The signing of the DRIP was a landmark achievement in itself – the terms of the Declaration were debated for nearly 2 decades before consensus was reached. It was hailed by the UN as “a historic moment when UN Member States and indigenous peoples have reconciled with their painful histories and are resolved to move forward together on the path of human rights, justice and development for all.” 
The Declaration recognizes that indigenous peoples have generally suffered throughout the World because of colonization and the disposition of land and resources which has affected the right to development.
The Indigenous peoples of Fiji are fortunate in that our history has not been tarnished by apartheid or genocide. Land rights were recognized in Fiji early on, when in other countries (such as Australia for the Mabo Case in 1988), it took many years of hard fought litigation to win recognition for this right. Currently Indigenous People own 84% of the land in Fiji, and this right is protected by the Constitution. Indigenous People in Fiji are not marginalised or denied participation in government. The Fijian culture and heritage is alive and well for all to see, experience and participate in and has not been destroyed by centuries of oppression, discrimination and maltreatment as with some other nations.

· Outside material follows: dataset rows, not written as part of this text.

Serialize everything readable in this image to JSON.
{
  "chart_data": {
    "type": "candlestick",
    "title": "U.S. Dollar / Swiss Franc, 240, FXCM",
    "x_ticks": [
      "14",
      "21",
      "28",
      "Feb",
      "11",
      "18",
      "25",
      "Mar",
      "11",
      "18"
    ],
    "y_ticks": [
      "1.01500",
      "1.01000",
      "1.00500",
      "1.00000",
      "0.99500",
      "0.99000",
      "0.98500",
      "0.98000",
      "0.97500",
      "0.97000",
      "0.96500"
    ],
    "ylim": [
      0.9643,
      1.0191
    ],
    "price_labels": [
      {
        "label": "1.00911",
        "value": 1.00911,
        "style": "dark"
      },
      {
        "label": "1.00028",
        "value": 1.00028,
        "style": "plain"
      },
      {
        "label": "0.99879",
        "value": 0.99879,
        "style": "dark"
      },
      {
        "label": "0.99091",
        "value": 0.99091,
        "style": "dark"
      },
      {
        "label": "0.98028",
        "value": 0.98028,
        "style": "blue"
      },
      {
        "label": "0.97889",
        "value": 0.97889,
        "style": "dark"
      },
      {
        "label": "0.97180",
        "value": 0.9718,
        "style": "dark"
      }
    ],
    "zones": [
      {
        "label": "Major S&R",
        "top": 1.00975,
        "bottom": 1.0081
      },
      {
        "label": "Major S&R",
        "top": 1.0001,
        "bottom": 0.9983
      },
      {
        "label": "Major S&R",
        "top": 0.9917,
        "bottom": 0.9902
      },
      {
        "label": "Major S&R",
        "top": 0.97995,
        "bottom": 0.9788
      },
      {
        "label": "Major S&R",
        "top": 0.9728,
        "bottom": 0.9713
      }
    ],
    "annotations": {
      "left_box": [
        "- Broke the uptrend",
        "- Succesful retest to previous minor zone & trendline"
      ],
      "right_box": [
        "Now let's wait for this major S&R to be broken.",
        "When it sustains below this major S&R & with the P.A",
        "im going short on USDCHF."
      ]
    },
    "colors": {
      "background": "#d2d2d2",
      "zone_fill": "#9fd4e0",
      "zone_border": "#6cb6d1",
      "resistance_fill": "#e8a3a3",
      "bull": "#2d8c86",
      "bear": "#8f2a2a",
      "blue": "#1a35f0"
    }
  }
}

So what does the Declaration on the Rights of Indigenous Peoples mean for the people of Fiji? It celebrates diversity and the richness of different cultures and civilizations. It recognizes our right to be different, and to act as an individual or as part of a community as we choose. It encourages participation in matters which affect us all such as education, social welfare, health, environment and governance without discrimination. From it we should learn that multiculturalism is what makes us all part of the common heritage of mankind. We are all entitled to exercise and practice our beliefs, cultures and religions, and should not interfere in the rights of other people to do the same.
New or superior rights are not created for Indigenous Peoples, but it is designed to ensure that we enjoy the human rights and fundamental freedoms that all people are entitled to. The exercise of indigenous rights must be in accordance with international human rights obligations and must never be used to discriminate against other people or deny them the same rights. To do so would do untold damage to the human rights cause in general, and erode the very foundation on which the rights of indigenous peoples depend.
The importance of the Declaration should not be underestimated – its impact on indigenous peoples, and the human rights agenda is significant. It brings us one step further towards the promotion and protection of human rights and fundamental freedoms for all – and this is what makes it an important development in human rights for everyone.
Indigenous rights are human rights. They are not separate or distinct, but are one and the same, stemming ultimately from the UDHR and the spirit of humankind. One cannot exist without the other because human rights are for everyone.